After the Civil War, those from the last ship, enslaved for (only) five years, decided to separate from racist whites and unhelpful free Blacks and create their own town. “We say dat (calling it Africatown) ‘cause we want to go back in de Affica soil and we see we cain go. Derefo’ we make de Affica where dey fetch us.” The African outpost, the first of its kind in America, would eventually be named Plateau-Magazine Point, Alabama, but Hurston allows Kossola to explain that Africa is both a place and a concept to the survivors, the town a product of more than one Reconstruction.

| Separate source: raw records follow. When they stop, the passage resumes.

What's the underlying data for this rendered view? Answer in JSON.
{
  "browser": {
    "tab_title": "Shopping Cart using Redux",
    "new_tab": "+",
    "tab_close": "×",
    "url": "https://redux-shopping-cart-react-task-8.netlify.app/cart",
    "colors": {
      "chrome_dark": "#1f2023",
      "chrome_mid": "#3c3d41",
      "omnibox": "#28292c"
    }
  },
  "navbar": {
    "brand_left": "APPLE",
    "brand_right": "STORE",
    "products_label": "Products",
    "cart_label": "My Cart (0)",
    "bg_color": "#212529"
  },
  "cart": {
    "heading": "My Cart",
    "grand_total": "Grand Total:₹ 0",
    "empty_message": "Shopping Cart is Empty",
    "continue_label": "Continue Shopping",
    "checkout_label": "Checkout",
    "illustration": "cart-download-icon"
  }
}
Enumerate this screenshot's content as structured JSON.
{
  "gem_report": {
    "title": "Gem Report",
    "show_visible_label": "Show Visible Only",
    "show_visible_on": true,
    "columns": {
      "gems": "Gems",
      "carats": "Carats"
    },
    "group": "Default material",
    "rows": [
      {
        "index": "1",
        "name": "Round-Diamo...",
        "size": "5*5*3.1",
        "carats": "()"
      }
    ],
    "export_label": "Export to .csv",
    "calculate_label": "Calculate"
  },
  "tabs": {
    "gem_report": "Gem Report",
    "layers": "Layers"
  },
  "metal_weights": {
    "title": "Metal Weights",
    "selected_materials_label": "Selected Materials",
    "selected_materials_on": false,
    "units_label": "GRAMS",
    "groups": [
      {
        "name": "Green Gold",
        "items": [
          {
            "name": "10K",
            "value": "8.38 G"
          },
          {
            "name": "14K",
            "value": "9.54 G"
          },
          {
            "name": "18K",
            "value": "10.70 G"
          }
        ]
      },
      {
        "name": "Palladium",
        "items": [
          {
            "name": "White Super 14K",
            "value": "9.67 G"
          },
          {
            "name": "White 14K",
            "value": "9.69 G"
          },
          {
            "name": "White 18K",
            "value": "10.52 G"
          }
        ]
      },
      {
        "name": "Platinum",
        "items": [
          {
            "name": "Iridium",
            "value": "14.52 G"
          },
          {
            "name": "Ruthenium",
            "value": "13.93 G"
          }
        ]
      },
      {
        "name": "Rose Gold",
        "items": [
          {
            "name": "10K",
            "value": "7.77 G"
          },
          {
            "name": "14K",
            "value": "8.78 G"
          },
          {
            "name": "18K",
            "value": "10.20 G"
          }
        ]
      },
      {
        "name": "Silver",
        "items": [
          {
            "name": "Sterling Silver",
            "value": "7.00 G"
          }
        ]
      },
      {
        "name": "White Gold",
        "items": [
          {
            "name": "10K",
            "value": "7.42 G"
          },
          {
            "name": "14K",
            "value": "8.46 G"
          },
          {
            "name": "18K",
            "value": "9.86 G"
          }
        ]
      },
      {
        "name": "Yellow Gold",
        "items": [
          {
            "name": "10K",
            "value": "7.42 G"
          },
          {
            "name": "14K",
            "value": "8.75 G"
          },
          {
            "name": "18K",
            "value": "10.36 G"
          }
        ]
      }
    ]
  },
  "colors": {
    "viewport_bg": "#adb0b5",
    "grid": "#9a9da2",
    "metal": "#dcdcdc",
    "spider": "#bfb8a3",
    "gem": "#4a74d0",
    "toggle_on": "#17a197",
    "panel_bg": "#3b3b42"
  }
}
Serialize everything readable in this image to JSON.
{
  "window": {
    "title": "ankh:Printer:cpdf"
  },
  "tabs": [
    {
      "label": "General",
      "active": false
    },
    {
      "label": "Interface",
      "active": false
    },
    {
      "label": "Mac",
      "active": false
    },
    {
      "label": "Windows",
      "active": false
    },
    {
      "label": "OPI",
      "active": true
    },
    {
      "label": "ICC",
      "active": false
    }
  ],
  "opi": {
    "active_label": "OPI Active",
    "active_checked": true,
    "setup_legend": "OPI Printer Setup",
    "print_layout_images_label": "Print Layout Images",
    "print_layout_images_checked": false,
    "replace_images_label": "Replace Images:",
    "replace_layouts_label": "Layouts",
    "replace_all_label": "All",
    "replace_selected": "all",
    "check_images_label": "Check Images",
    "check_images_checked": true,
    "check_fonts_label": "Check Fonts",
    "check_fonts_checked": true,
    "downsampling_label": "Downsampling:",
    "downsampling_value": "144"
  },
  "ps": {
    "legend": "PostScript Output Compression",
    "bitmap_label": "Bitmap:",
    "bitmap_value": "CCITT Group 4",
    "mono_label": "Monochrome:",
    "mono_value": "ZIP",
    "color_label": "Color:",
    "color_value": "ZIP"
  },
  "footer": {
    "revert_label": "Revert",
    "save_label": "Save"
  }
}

This book is an example of why writers (must) write, and why the time to create quality nonfiction not only matters, but cannot be rushed. No witty Twitter comment or 10-minute YouTube video can equal what Hurston did almost a century ago with a pen, pad, gifts of fruit and ham, and lots of patience. Hurston of Eatonville and Kossola from Africatown speak to us now, through the slow, patient page, demanding recognition, if not reparations, from the still-close African past.
Todd Steven Burroughs, Ph.D., is an independent researcher and writer based in Newark, N.J. He is the author of Warrior Princess: A People’s Biography of Ida B. Wells, and Marvel’s Black Panther: A Comic Book Biography, From Stan Lee to Ta-Nehisi Coates, both published by Diasporic Africa Press. His 2014 audiobook, Son-Shine On Cracked Sidewalks, deals with the first mayoral election of Ras Baraka, the son of the late activist and writer Amiri Baraka, in Newark.